Una frustrante hora después, la grúa fue a buscar su coche y cuando por fin llegó a casa, en taxi, encontró a German y Pedro en el salón viendo una película.


–Hola.


Ignorando los salvajes latidos de su corazón, Paula se concentró en dirigirse al dormitorio.


–Oye, espera un momento. ¿Qué ocurre? Pareces enfadada.


–Llevo quince horas trabajando y cuando quería volver a casa mi coche no arrancaba. Me han dicho que no tiene arreglo y lo único que quiero es dormir.


–Buena idea, Pau –oyó que decía German–. Puedes irte cuando quieras, Pedro.


–No, no pasa nada –intervino Paula–. No tienes que irte por mí, yo me voy a dormir.


German tomó el cuenco de palomitas antes de dirigirse a su habitación.


–Gracias por la compañía. Yo también voy a dormir un rato.


Pedro se volvió hacia Paula.


–Siéntate un momento. ¿Quieres un café o un chocolate caliente?


–No, no quiero nada.


Pedro empezó a quitarle las horquillas del pelo, haciéndola suspirar de placer mientras le deshacía la trenza y le daba un masaje en las sienes.


–Arreglaremos tu coche mañana.


–Ya te he dicho que no funciona. Tengo que comprar uno nuevo.


–El bueno de Mauricio se ha rendido, ¿eh?


–Miguel –lo corrigió ella–. No puedo llamarlo cada vez que tengo un problema. He llamado al seguro y la grúa se ha llevado el coche.


Pedro inclinó la cabeza para rozar sus labios, una vez, dos, suavemente, sin exigir nada. A Paula se le doblaron las rodillas y cerró los ojos, sintiendo que se disolvía entre sus manos.
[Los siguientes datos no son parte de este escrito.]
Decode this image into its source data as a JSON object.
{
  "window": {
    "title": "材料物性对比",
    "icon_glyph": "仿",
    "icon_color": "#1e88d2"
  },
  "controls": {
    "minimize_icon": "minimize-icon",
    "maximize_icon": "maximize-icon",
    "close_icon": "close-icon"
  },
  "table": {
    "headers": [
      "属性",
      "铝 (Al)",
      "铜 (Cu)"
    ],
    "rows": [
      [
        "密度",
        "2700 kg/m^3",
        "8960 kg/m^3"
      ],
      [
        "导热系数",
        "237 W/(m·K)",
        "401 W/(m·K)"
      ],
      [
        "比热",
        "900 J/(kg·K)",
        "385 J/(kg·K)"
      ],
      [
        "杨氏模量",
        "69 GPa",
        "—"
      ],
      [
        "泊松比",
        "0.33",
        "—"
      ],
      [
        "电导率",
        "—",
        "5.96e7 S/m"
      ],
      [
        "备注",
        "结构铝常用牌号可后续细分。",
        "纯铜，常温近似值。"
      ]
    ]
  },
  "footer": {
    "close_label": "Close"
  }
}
Pero estaba exhausta. Le daba igual que se quedase a dormir o no mientras ella pudiera hacerlo.


–¿Quieres un chocolate caliente o prefieres irte directamente a la cama? –preguntó Paula.


–¿Qué?


Él sacudió la cabeza.


–Quería decir sola. Pareces agotada.


–Una tila, hoy he tomado demasiados cafés –dijo Paula mientras iba hacia su habitación–. Voy a darme un baño.


No iban a hacer el amor, pensó mientras abría el grifo de la bañera. No iban a hacerlo, pero si lo hiciera estaría despierta para disfrutarlo. ¿Tenía sentido?
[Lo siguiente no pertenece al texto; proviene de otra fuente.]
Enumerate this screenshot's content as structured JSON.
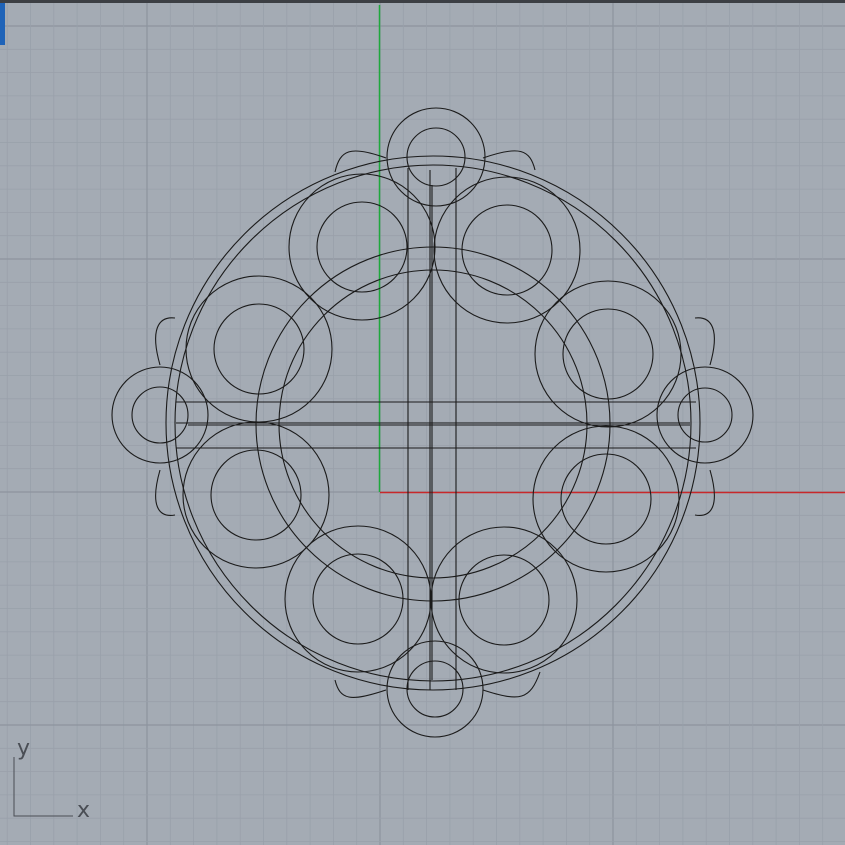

Probablemente no. Una señal de que su cerebro había dejado de funcionar. Además, Pedro ni siquiera había mencionado hacer el amor. Pau se recogió el pelo y se quitó el uniforme antes de hundirse en el agua caliente. Apoyando la cabeza en el borde de la bañera cerró los ojos…








SEDUCIDA: CAPITULO 19





Una vez en su habitación, sacó un joyero del armario. No solía hacerlo porque en esos años había aprendido a aceptar la pérdida como algo que formaba parte de la vida. 


La caja de madera con madreperla estaba envuelta en un pañuelo de seda… una de las pocas cosas de su madre que había conservado.


Dentro de la caja guardaba recuerdos importantes: la pulserita que le pusieron en el hospital el día que nació, una medallita de oro, la entrada para un concierto de su banda de rock favorita… Y su primera ecografía: la imagen en blanco y negro era todo lo que le quedaba de esa diminuta vida y Paula trazó la imagen con un dedo. Nunca había tenido la oportunidad de sentirlo dentro de ella, de contar sus deditos o escuchar su risa.


–Si tu padre hubiera sabido de ti…


¿Habría sido diferente? ¿Pedro habría aceptado el trabajo en Queensland de haber sabido que estaba embarazada? 


Entonces habría tenido que renunciar a su sueño de ser ingeniero geólogo y estaría trabajando con su padre, una situación que no lo habría hecho feliz.


Al menos Pedro había hecho realidad sus sueños.


Había querido contárselo, pero su padre se lo impidió. Y entonces, en el segundo trimestre, perdió el niño. Tenía que contárselo.